I would expect its prevalence is a relatively recent phenomenon. In “the good old days” people had extremely rigid options for what roles they could have in society. Women had few if any career options. There was little social mobility. Non-white people had even less social mobility. Most people followed a career trajectory sculpted by their parents – not by themselves. And so, people had a script determined for them. Relatively few people had the ability to deviate from it successfully. They could only play roles that had been assigned to them.

In modern society, most of us have the privilege of picking the roles we want to play. Regardless of whether we were raised to fit the role, or look like the stereotype. I don’t think people with impostor syndrome are crazy:_ I think they’re picking up on cues that they’re not in a role they were created to be in_.

Reflecting on the times I’ve experienced impostor syndrome, they were situations where I didn’t look the part (too young, too female). Or they were situations that I hadn’t been raised to fit into – I was raised to be nerdy/geeky. I feel like an impostor at the gym, and I definitely felt like an impostor when I taught a fencing class many years ago.

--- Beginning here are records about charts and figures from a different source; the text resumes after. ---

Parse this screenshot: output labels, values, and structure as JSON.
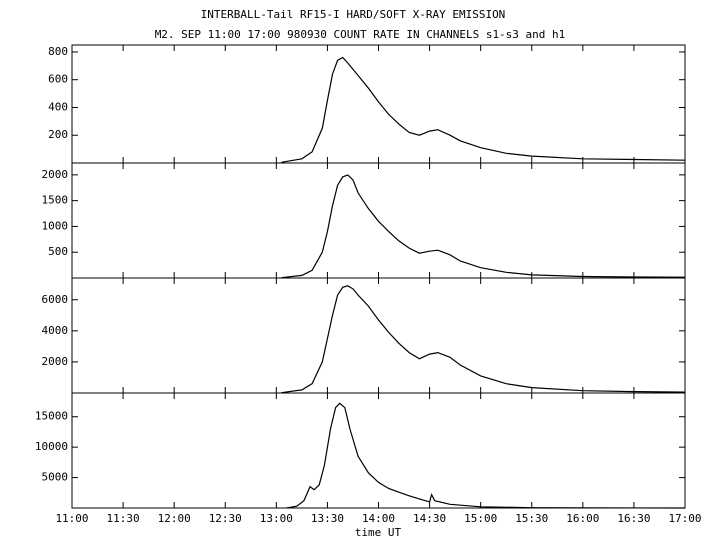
{
  "chart_data": [
    {
      "type": "line",
      "title": "INTERBALL-Tail RF15-I HARD/SOFT X-RAY EMISSION",
      "subtitle": "M2. SEP 11:00 17:00 980930  COUNT RATE IN CHANNELS s1-s3 and h1",
      "xlim": [
        11,
        17
      ],
      "ylim": [
        0,
        850
      ],
      "yticks": [
        200,
        400,
        600,
        800
      ],
      "series": [
        {
          "color": "#000000",
          "x": [
            13.05,
            13.25,
            13.35,
            13.45,
            13.5,
            13.55,
            13.6,
            13.65,
            13.7,
            13.8,
            13.9,
            14.0,
            14.1,
            14.2,
            14.3,
            14.4,
            14.5,
            14.58,
            14.7,
            14.8,
            15.0,
            15.25,
            15.5,
            16.0,
            16.5,
            17.0
          ],
          "values": [
            5,
            30,
            80,
            250,
            450,
            640,
            740,
            760,
            720,
            630,
            540,
            440,
            350,
            280,
            220,
            200,
            230,
            240,
            200,
            160,
            110,
            70,
            50,
            30,
            25,
            20
          ]
        }
      ]
    },
    {
      "type": "line",
      "xlim": [
        11,
        17
      ],
      "ylim": [
        0,
        2230
      ],
      "yticks": [
        500,
        1000,
        1500,
        2000
      ],
      "series": [
        {
          "color": "#000000",
          "x": [
            13.05,
            13.25,
            13.35,
            13.45,
            13.5,
            13.55,
            13.6,
            13.65,
            13.7,
            13.75,
            13.8,
            13.9,
            14.0,
            14.1,
            14.2,
            14.3,
            14.4,
            14.5,
            14.58,
            14.7,
            14.8,
            15.0,
            15.25,
            15.5,
            16.0,
            16.5,
            17.0
          ],
          "values": [
            5,
            50,
            150,
            500,
            900,
            1400,
            1800,
            1960,
            2000,
            1900,
            1650,
            1350,
            1100,
            900,
            720,
            580,
            480,
            520,
            540,
            450,
            330,
            200,
            110,
            60,
            30,
            20,
            15
          ]
        }
      ]
    },
    {
      "type": "line",
      "xlim": [
        11,
        17
      ],
      "ylim": [
        0,
        7400
      ],
      "yticks": [
        2000,
        4000,
        6000
      ],
      "series": [
        {
          "color": "#000000",
          "x": [
            13.05,
            13.25,
            13.35,
            13.45,
            13.5,
            13.55,
            13.6,
            13.65,
            13.7,
            13.75,
            13.8,
            13.9,
            14.0,
            14.1,
            14.2,
            14.3,
            14.4,
            14.5,
            14.58,
            14.7,
            14.8,
            15.0,
            15.25,
            15.5,
            16.0,
            16.5,
            17.0
          ],
          "values": [
            20,
            200,
            600,
            2000,
            3500,
            5000,
            6300,
            6800,
            6900,
            6700,
            6300,
            5600,
            4700,
            3900,
            3200,
            2600,
            2200,
            2500,
            2600,
            2300,
            1800,
            1100,
            600,
            350,
            150,
            90,
            60
          ]
        }
      ]
    },
    {
      "type": "line",
      "xlabel": "time UT",
      "xlim": [
        11,
        17
      ],
      "ylim": [
        0,
        18900
      ],
      "yticks": [
        5000,
        10000,
        15000
      ],
      "xticks": [
        {
          "value": 11,
          "label": "11:00"
        },
        {
          "value": 11.5,
          "label": "11:30"
        },
        {
          "value": 12,
          "label": "12:00"
        },
        {
          "value": 12.5,
          "label": "12:30"
        },
        {
          "value": 13,
          "label": "13:00"
        },
        {
          "value": 13.5,
          "label": "13:30"
        },
        {
          "value": 14,
          "label": "14:00"
        },
        {
          "value": 14.5,
          "label": "14:30"
        },
        {
          "value": 15,
          "label": "15:00"
        },
        {
          "value": 15.5,
          "label": "15:30"
        },
        {
          "value": 16,
          "label": "16:00"
        },
        {
          "value": 16.5,
          "label": "16:30"
        },
        {
          "value": 17,
          "label": "17:00"
        }
      ],
      "series": [
        {
          "color": "#000000",
          "x": [
            13.1,
            13.2,
            13.27,
            13.33,
            13.37,
            13.42,
            13.47,
            13.53,
            13.58,
            13.62,
            13.67,
            13.72,
            13.8,
            13.9,
            14.0,
            14.1,
            14.2,
            14.3,
            14.4,
            14.5,
            14.52,
            14.55,
            14.7,
            15.0,
            15.5,
            16.0,
            17.0
          ],
          "values": [
            0,
            300,
            1200,
            3500,
            3000,
            3800,
            7000,
            13000,
            16500,
            17200,
            16500,
            13000,
            8500,
            5800,
            4200,
            3200,
            2600,
            2000,
            1500,
            1000,
            2200,
            1200,
            600,
            200,
            50,
            10,
            0
          ]
        }
      ]
    }
  ]
}
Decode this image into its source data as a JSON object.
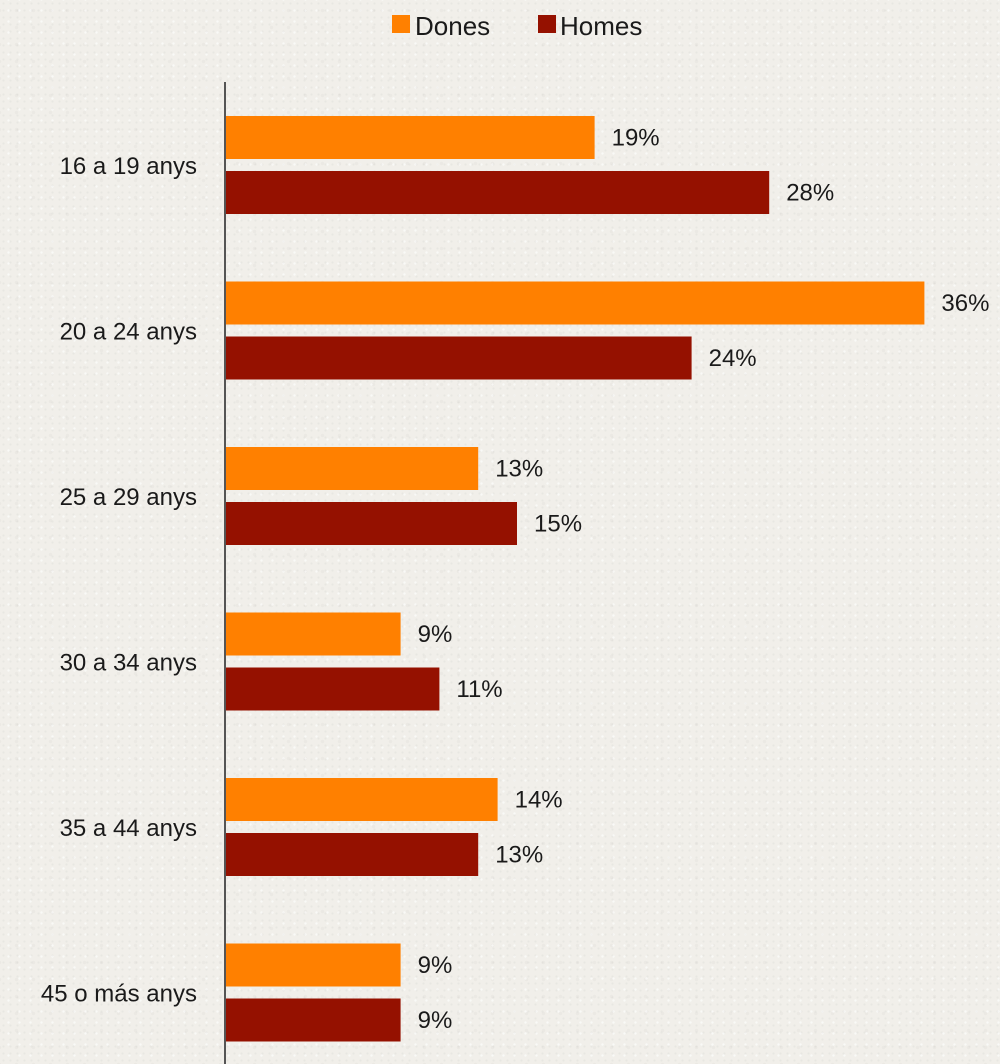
{
  "chart_data": {
    "type": "bar",
    "orientation": "horizontal",
    "categories": [
      "16 a 19 anys",
      "20 a 24 anys",
      "25 a 29 anys",
      "30 a 34 anys",
      "35 a 44 anys",
      "45 o más anys"
    ],
    "series": [
      {
        "name": "Dones",
        "color": "#ff8000",
        "values": [
          19,
          36,
          13,
          9,
          14,
          9
        ],
        "labels": [
          "19%",
          "36%",
          "13%",
          "9%",
          "14%",
          "9%"
        ]
      },
      {
        "name": "Homes",
        "color": "#951100",
        "values": [
          28,
          24,
          15,
          11,
          13,
          9
        ],
        "labels": [
          "28%",
          "24%",
          "15%",
          "11%",
          "13%",
          "9%"
        ]
      }
    ],
    "xlim": [
      0,
      36
    ],
    "grid": false,
    "legend": "top-center",
    "axis_color": "#555555"
  }
}
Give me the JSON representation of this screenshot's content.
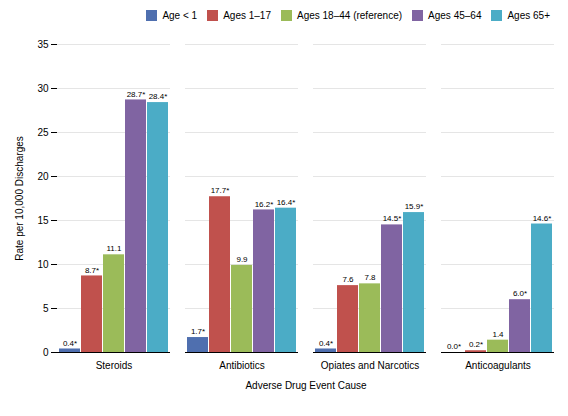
{
  "chart_data": {
    "type": "bar",
    "categories": [
      "Steroids",
      "Antibiotics",
      "Opiates and Narcotics",
      "Anticoagulants"
    ],
    "series": [
      {
        "name": "Age < 1",
        "color": "#4f6faf",
        "values": [
          0.4,
          1.7,
          0.4,
          0.0
        ],
        "value_labels": [
          "0.4*",
          "1.7*",
          "0.4*",
          "0.0*"
        ]
      },
      {
        "name": "Ages 1–17",
        "color": "#c0514d",
        "values": [
          8.7,
          17.7,
          7.6,
          0.2
        ],
        "value_labels": [
          "8.7*",
          "17.7*",
          "7.6",
          "0.2*"
        ]
      },
      {
        "name": "Ages 18–44 (reference)",
        "color": "#9bbb59",
        "values": [
          11.1,
          9.9,
          7.8,
          1.4
        ],
        "value_labels": [
          "11.1",
          "9.9",
          "7.8",
          "1.4"
        ]
      },
      {
        "name": "Ages 45–64",
        "color": "#8064a2",
        "values": [
          28.7,
          16.2,
          14.5,
          6.0
        ],
        "value_labels": [
          "28.7*",
          "16.2*",
          "14.5*",
          "6.0*"
        ]
      },
      {
        "name": "Ages 65+",
        "color": "#4bacc6",
        "values": [
          28.4,
          16.4,
          15.9,
          14.6
        ],
        "value_labels": [
          "28.4*",
          "16.4*",
          "15.9*",
          "14.6*"
        ]
      }
    ],
    "xlabel": "Adverse Drug Event Cause",
    "ylabel": "Rate per 10,000 Discharges",
    "ylim": [
      0,
      35
    ],
    "yticks": [
      0,
      5,
      10,
      15,
      20,
      25,
      30,
      35
    ],
    "grid": true,
    "legend": "upper right",
    "data_labels": true
  }
}
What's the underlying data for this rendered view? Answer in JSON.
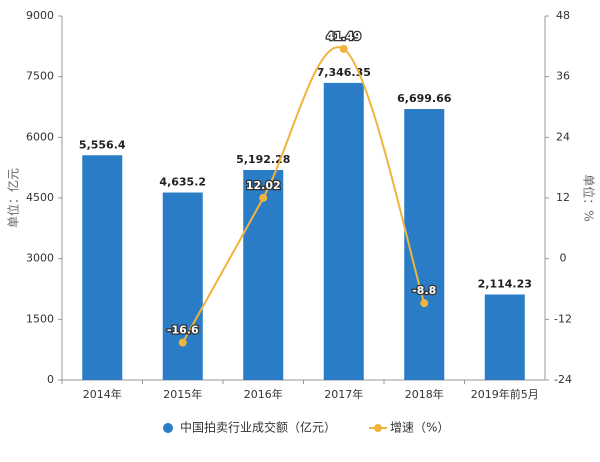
{
  "chart_data": {
    "type": "bar",
    "categories": [
      "2014年",
      "2015年",
      "2016年",
      "2017年",
      "2018年",
      "2019年前5月"
    ],
    "series": [
      {
        "name": "中国拍卖行业成交额（亿元）",
        "type": "bar",
        "color": "#2a7cc7",
        "axis": "y",
        "values": [
          5556.4,
          4635.2,
          5192.28,
          7346.35,
          6699.66,
          2114.23
        ],
        "value_labels": [
          "5,556.4",
          "4,635.2",
          "5,192.28",
          "7,346.35",
          "6,699.66",
          "2,114.23"
        ]
      },
      {
        "name": "增速（%）",
        "type": "line",
        "color": "#f0b43c",
        "axis": "y2",
        "values": [
          null,
          -16.6,
          12.02,
          41.49,
          -8.8,
          null
        ]
      }
    ],
    "ylabel": "单位：亿元",
    "y2label": "单位：%",
    "ylim": [
      0,
      9000
    ],
    "yticks": [
      0,
      1500,
      3000,
      4500,
      6000,
      7500,
      9000
    ],
    "y2lim": [
      -24,
      48
    ],
    "y2ticks": [
      -24,
      -12,
      0,
      12,
      24,
      36,
      48
    ],
    "legend": "bottom"
  }
}
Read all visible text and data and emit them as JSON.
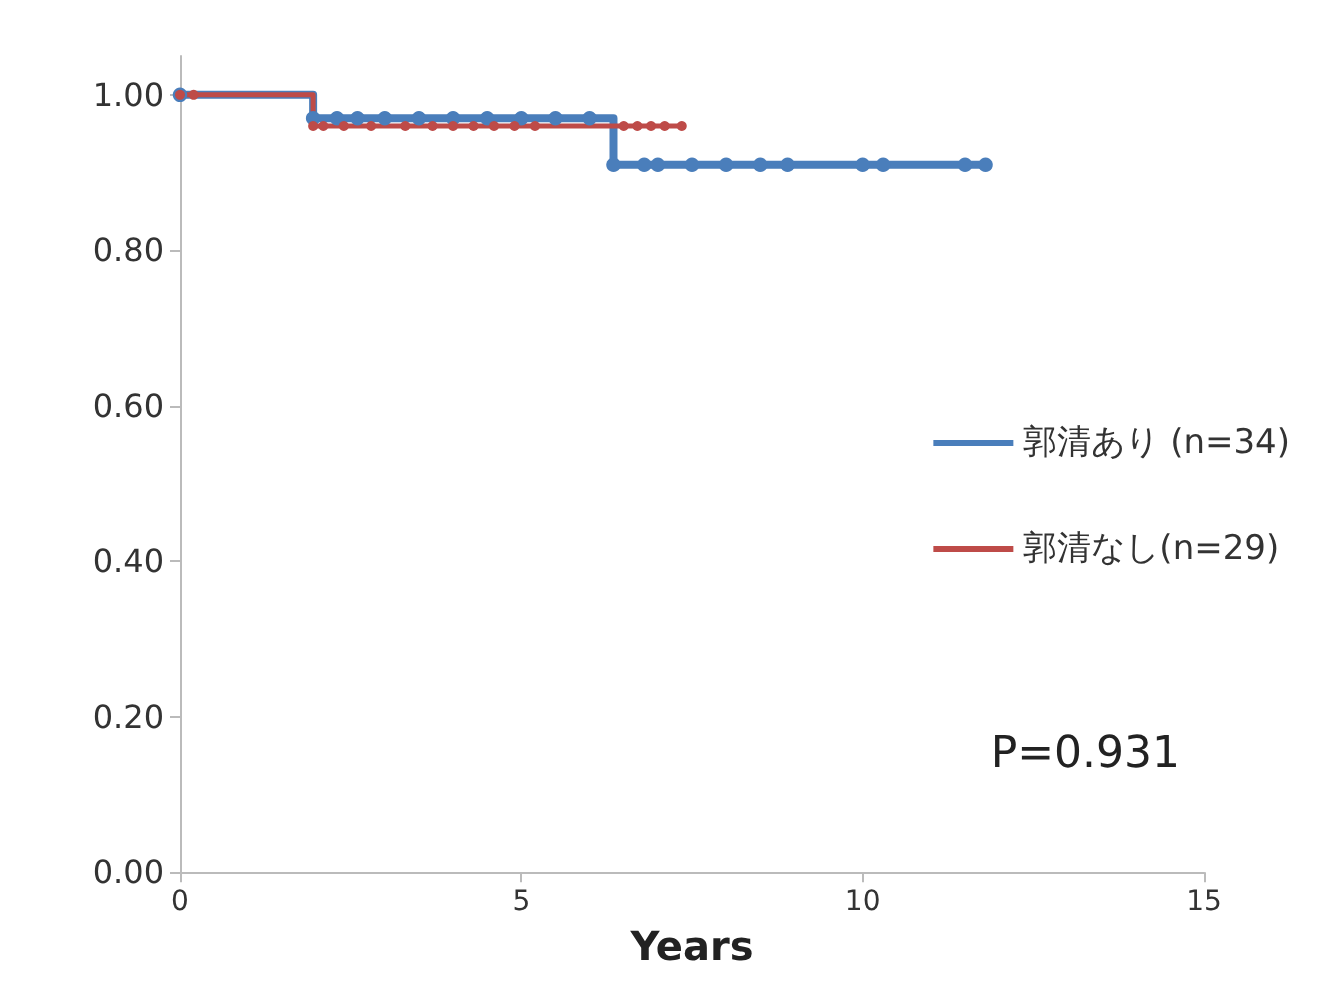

I don’t have a magic answer for getting over impostor syndrome, and the link between social cues and impostor syndrome stands only as a hypothesis at this point. But I do think we impostors are necessary to subvert social scripts. Just because you don’t look the stereotype or were raised to do doesn’t mean you can’t, and hopefully that won’t stop you.

References:

Berdahl, J. 2013. Testimony on Sexual Harassment to the Canadian House of Commons Standing Committee on the Status of Women.
Bourdieu, P. 1979. La distinction.
Caltech Counselling Center. The Impostor Syndrome.
Goffman, E. 1959. The Presentation of Self in Everyday Life.
Kahneman, D. 2011. Thinking Fast and Slow.